I would love to be able to be a full-time photographer one day. Just before the COVID-19 outbreak I spent a lot of time putting together a portfolio of some of my best work and contacted a selection of print publications asking if they were looking for photographers to join their team. Needless to say I haven't heard back from a single one, but I will try again once all this is over. I would love to get more of my work published and also to go on tour with a band. I would also love to have some of my photographs featured on an album cover or on the side of a tour bus.
If people want to get in touch with you or keep up to date with you work what’s the best info.
You're currently working on a women in music project, can you talk us through where the idea came from and how you built it? What have been some of the best moments doing this?

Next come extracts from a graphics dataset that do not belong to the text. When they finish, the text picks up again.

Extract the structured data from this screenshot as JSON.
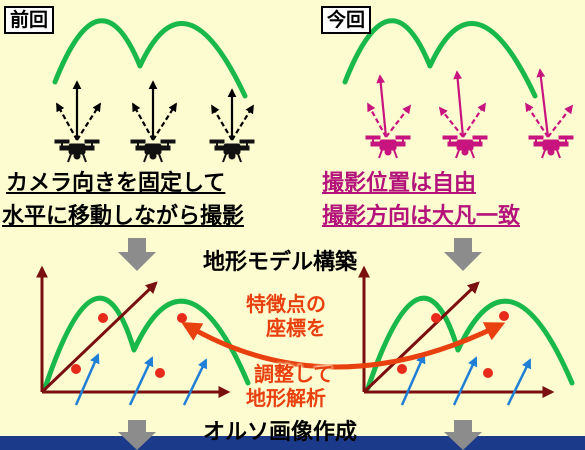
{
  "colors": {
    "background": "#fdfbd0",
    "terrain": "#19b84a",
    "camera_before": "#000000",
    "camera_now": "#c8147e",
    "axis": "#7a0f0f",
    "view_arrow": "#1f7fd6",
    "feature_point": "#e82a1a",
    "adjust_arrow": "#e8400f",
    "flow_arrow": "#8c8c8c",
    "band": "#1c3a8a"
  },
  "panels": {
    "before": {
      "label": "前回",
      "caption_line1": "カメラ向きを固定して",
      "caption_line2": "水平に移動しながら撮影"
    },
    "now": {
      "label": "今回",
      "caption_line1": "撮影位置は自由",
      "caption_line2": "撮影方向は大凡一致"
    }
  },
  "steps": {
    "model": "地形モデル構築",
    "ortho": "オルソ画像作成"
  },
  "adjustment": {
    "line1": "特徴点の",
    "line2": "座標を",
    "line3": "調整して",
    "line4": "地形解析"
  }
}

A few years ago I started a personal photography project celebrating women in the live music industry called "Live & Loud" (https://www.katiefrostphotography.com/live-loud). In late 2018 I joined Women In Live Music (https://womeninlivemusic.eu/) and met some incredible women working behind the scenes in the live music industry. I have also always been fascinated with how live shows go together and the people that are involved in making them happen, so I started contacting members of WILM asking if I could photograph them doing their jobs. I have had a really great response to the project and am hoping to expand it further once the live music industry returns to life after the COVID-19 pandemic is over. One of my favourite moments was photographing Alice James who is the production manager at Hammersmith Apollo - she showed me some of the secret rooms that you never get to see, which was so interesting. My most memorable time was photographing the women working in Sabaton's crew during the set up of their Wembley Arena show in February 2020. They have a relative large number of women on their crew doing all sorts of jobs from truck driving to stage building. You can view my Women Behind The Scenes In Live Music Project here: https://www.katiefrostphotography.com/women-in-live-music
What are 5 tracks that get you pumped for shooting gigs?
Tracks that get me excited for shooting a live show (some of which remind me of great times I have had in the photopit shooting my favourite bands) would be "Great War" by Sabaton, "Prey" by Parkway Drive, "Death In Fire" by Amon Amarth, "Isaak" by Baroness, and "Burn It" by Fever 333.